User story #4234
closedAdd online|offline check before calculating status
Description
Would it be an idea to check if a node is online, before calculating status? When managing desktops, desktops will be offline sometimes, so i have no way to see if a nodes offline or if rudder-agent disfunctions. I'm going to manage 20+ desktops with Rudder and they will be offline several times. I can assume a machine with an no answer state is offline, but it could also be that rudder-agent is broken on that node.
Some thoughts on IRC:
16:30 < jooooooon> dnns: it's not always possible to check if a node is offline, because of firewalls rules, network topology etc 16:30 < jooooooon> :/ 16:34 < dnns> jooooooon: it's maybe not always possible to see if a node's online by pinging. but maybe the node could send a message with curl to the rudder server to say hi' i'm online 16:34 < jooooooon> that's kinda the logic we already apply with reports tho, no? 16:35 < dnns> jooooooon: how can i see the difference between a node which is offline and a node with a disfunctional rudder-agent/rsyslog? 16:36 < jooooooon> dnns: ahhh, I see what you mean 16:37 < jooooooon> any ideas on how to display that differently? 16:38 < dnns> jooooooon: Succes | Repaired | Error | No Answer | Offline 16:38 < dnns> ? 16:38 < jooooooon> I like it :) 16:39 < jooooooon> I just worry that we can't really *know* a node is offline 16:39 < jooooooon> but I suppose a node that doesn't contact the Rudder server is pretty much offline 16:39 < jooooooon> maybe "No answer" should be renamed too? 16:40 < ncharles> maybe we could have some kind of snmp probe ? 16:40 < Kegeruneku> Like uh, a ping probe ? 16:41 < Kegeruneku> instead 16:41 < dnns> well, no anwer can also mean that the node is up but doesn't send out logs 16:44 < jooooooon> but we can't really differentiate between that scenario and "offline" 16:45 < Kegeruneku> Well, Off line = Off the line = No connection between two peers 16:45 < Kegeruneku> It's not really wrong :
Updated by Erwin Vrolijk about 11 years ago
There is really no way to differentiate a non functioning node from an offline node if the pinging (curl or whatever, from node to server) is done from the main rudder agent.

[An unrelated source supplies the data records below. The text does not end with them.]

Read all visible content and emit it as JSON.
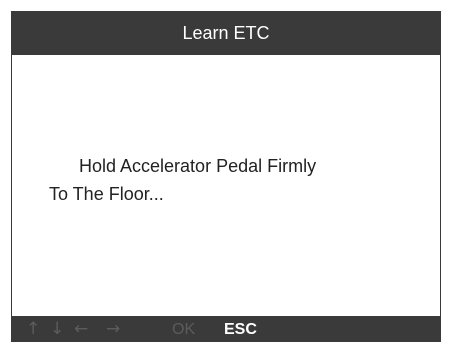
{
  "screen": {
    "title": "Learn ETC"
  },
  "message": {
    "line1": "Hold Accelerator Pedal Firmly",
    "line2": "To The Floor..."
  },
  "bottom_bar": {
    "keys": {
      "up_icon": "arrow-up-icon",
      "down_icon": "arrow-down-icon",
      "left_icon": "arrow-left-icon",
      "right_icon": "arrow-right-icon",
      "ok_label": "OK",
      "esc_label": "ESC"
    },
    "states": {
      "arrows_enabled": false,
      "ok_enabled": false,
      "esc_enabled": true
    }
  },
  "colors": {
    "frame": "#3a3a3a",
    "content_bg": "#ffffff",
    "text": "#222222",
    "disabled_key": "#5c5c5c",
    "active_key": "#ffffff"
  }
}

This can be sidestepped by relying for the pinging on a different process, like cron. This is a bit ugly, but cron is already a requirement for the rudder agent.
My proposal would be to use the bundled curl to regurarly send a ping to the rudder server via HTTP post. This process must not have any dependencies on the rudder agent, cfengine or rsyslog and must be controlled via cron. Thes cron entry is added during the installation of the rudder agent.
The HTTP POST could simply only contain the nodes rudderid and a NOOP or Keepalive message.
A nodes status can become offline when no ping is received for 2x the configured ping time in cron.
The HTTP post messages can be turned into a technical log by the rudder server and appended to the nodes log. This allows for debugging of the ping itself, for instance when the rudder agent is working fine but the pinging is not.
Updated by Vincent MEMBRÉ about 11 years ago
- Status changed from New to Discussion
- Target version set to Ideas (not version specific)
Thanks to both of you about your ideas and proposal.
It would be definitely a good thing to be able to determine whether a node is shutdown or if it has issue sending reports.
And I like your idea, Erwin, of sending a "ping" from each agent that would transform into a report from the node. (with a dedicated API on the server)
However this is very tricky, and if the node cannot send reports, maybe the node will not be able to send that signal, leading to false "offline" instead of "no anwser".
I have no ideas of what would be the best solution here, and what should be done.
Everyone, what do you think about that feature? do you have any problem with it, do you have any more ideas to add ?
Updated by Jonathan CLARKE about 11 years ago
- Status changed from Discussion to New
- Target version deleted (
Ideas (not version specific))
I like the idea. Sure, Vincent, you're right that if network conditions are adverse, the "ping by curl" won't work anymore than sending reports, BUT there are many cases where syslog reports and/or rudder-agent can fail to send, but a simple HTTP ping could get through. This wouldn't be foolproof, but could be nice to have.
Updated by Olivier Mauras about 11 years ago
Please make it an option and not a requirement :)
Updated by Benoît PECCATTE over 9 years ago
- Category set to Web - Compliance & node report
- Target version set to Ideas (not version specific)
Updated by François ARMAND 7 months ago
- Related to Architecture #24963: Persist compliance in base to know last state for a long time added
Updated by François ARMAND 4 months ago
- Status changed from New to Resolved
- Regression set to No
We can't really check is the node is online, and we want to avoid direct node call from relay.
So we added the possibility for the user to control "how long" a node last compliance should be kept before the node should be considered not available.
With #24963, people can ask for rudder to report a problem (grey node) after 10 minutes of no reports for a server, but says it's OK to wait 4 days for a laptop.
I'm closing this one, since we won't do more on the subject without new expressed needs.